Does anyone have a fantastic recipe for coconut cake. I am looking for the classic type but all I seem to have in my collection are coconut lemon cake, coconut pound cake, etc... Looks like I'll have to increase my collection of cookbooks (again)! :lol:

Thanks in advance!

BORK <><


----------



## cakerookie (Sep 10, 2005)

Try these Bork:

www.chefs.com
www.joyofcakes.com

Are you looking for scratch or a box mix recipe?

Best Regards Cakerookie..aka Rook


----------



## shroomgirl (Aug 11, 2000)

You can always adapt a recipe....find the cake you want then whatever custard filling if that's what you desire or just coconut 7 minute icing.

Older basic cookbooks may yield better returns for your search.


----------



## mudbug (Dec 30, 1999)

BORK,

A classic coconut cake recipe with always starts with a classic white cake recipe. Additions are/can be flaked coconut and icing, sour cream, cream of coconut, etc.

Here is a good place to look for recipes that have been reviewed.


----------



## cakerookie (Sep 10, 2005)

Thanks for that link mudbug it was great...

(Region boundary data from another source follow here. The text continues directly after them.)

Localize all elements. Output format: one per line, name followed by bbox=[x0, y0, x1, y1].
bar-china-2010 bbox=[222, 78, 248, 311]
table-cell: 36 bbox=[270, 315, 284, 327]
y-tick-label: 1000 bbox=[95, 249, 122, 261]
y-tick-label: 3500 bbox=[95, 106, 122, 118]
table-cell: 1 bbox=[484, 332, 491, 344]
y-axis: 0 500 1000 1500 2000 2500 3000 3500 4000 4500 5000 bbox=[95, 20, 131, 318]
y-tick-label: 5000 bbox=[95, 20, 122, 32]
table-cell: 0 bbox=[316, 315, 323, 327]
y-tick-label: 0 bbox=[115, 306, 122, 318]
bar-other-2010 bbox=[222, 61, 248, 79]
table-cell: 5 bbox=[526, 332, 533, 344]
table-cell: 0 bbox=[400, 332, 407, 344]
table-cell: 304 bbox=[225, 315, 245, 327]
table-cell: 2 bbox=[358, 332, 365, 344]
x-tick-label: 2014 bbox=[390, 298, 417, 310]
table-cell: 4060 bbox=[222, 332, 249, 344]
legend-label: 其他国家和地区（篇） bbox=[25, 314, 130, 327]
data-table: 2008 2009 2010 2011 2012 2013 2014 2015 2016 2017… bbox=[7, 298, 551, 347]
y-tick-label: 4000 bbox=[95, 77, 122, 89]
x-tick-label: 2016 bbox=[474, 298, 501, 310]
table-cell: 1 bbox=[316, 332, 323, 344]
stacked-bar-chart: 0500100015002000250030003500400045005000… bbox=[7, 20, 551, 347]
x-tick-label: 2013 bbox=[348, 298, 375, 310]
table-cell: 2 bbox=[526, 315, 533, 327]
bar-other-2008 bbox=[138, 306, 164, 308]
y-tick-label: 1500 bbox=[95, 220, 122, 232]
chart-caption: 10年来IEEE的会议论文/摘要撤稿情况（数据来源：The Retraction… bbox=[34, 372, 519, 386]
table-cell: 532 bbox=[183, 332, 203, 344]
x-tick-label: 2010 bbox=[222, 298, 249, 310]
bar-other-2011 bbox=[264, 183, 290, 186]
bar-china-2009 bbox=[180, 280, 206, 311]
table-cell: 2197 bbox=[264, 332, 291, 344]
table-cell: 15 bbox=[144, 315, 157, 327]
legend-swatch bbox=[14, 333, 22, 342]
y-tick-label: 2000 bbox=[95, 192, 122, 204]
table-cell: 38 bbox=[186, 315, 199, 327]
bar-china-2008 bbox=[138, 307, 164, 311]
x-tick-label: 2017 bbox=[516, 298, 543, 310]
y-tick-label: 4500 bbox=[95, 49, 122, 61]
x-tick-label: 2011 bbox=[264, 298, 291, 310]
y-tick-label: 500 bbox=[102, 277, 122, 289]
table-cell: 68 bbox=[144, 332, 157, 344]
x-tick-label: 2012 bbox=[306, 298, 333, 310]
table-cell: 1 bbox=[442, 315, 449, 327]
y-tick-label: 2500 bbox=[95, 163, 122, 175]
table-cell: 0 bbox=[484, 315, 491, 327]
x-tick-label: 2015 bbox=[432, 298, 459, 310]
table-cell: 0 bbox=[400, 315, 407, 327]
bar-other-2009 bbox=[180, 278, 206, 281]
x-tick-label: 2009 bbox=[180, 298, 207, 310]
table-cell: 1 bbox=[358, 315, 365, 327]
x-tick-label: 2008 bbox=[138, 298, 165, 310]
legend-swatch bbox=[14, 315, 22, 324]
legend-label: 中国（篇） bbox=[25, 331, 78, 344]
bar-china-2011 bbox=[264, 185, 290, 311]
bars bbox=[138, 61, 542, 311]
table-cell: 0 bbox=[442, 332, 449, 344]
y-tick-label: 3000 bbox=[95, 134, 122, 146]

Best Regards Cakerookie...aka Rook


----------



## bork (Nov 27, 2005)

Thanks everyone! These are great resources! I think I found one, but I wonder if you guys think it wil work well. I always hate trying recipes for the first time on the day of the occasion. Here is the recipe:

*For cake layers* 
1 cup milk (not nonfat)
1/2 cup grated fresh coconut
2 1/2 cups sifted cake flour (not self-rising; sift before measuring)
1 tablespoon baking powder
1/2 teaspoon salt
1 stick unsalted butter, softened
1 1/2 cups sugar
5 large egg whites
1 teaspoon vanilla 
1/2 teaspoon almond extract

*For frosting*
3 large egg whites
1 1/2 cups sugar
1/3 cup water
2 teaspoons light corn syrup
1/2 teaspoon cream of tartar
1 teaspoon vanilla

2 1/2 cups grated fresh coconut (sprinkle over entire cake)

*Make cake layers:*
Bring milk just to a boil in a small heavy saucepan. Remove from heat and stir in coconut. Cover and let stand 30 minutes. Purée in a blender. 
Preheat oven to 350°F. Butter 2 (9- by 2-inch) round cake pans and dust with flour, knocking out excess. 
Sift together flour, baking powder, and salt. Beat together butter and sugar in a large bowl with an electric mixer until light and fluffy. Beat in whites, vanilla, and almond extract until light and fluffy again, about 2 minutes. Add half of flour mixture and beat on low speed just until blended. Beat in coconut-milk mixture, then remaining flour mixture, just until blended. 
Divide batter evenly between cake pans. Bake in middle of oven until golden and a tester comes out clean, about 30 minutes. Cool layers in pans on racks 5 minutes. Run a thin knife around edges of pans, then invert layers onto racks to cool completely.

*Make frosting:*
Heat whites, sugar, water, corn syrup, and cream of tartar in a large metal bowl set over a saucepan of simmering water, whisking, until mixture is warm and sugar is dissolved. Beat mixture, still over heat, with a handheld electric mixer on high speed until thick and fluffy, about 7 minutes. (Depending on mixer and weather, this may take longer.) Remove frosting from heat. Add vanilla and beat until cool and spreadable.

Thanks again!
BORK <><


----------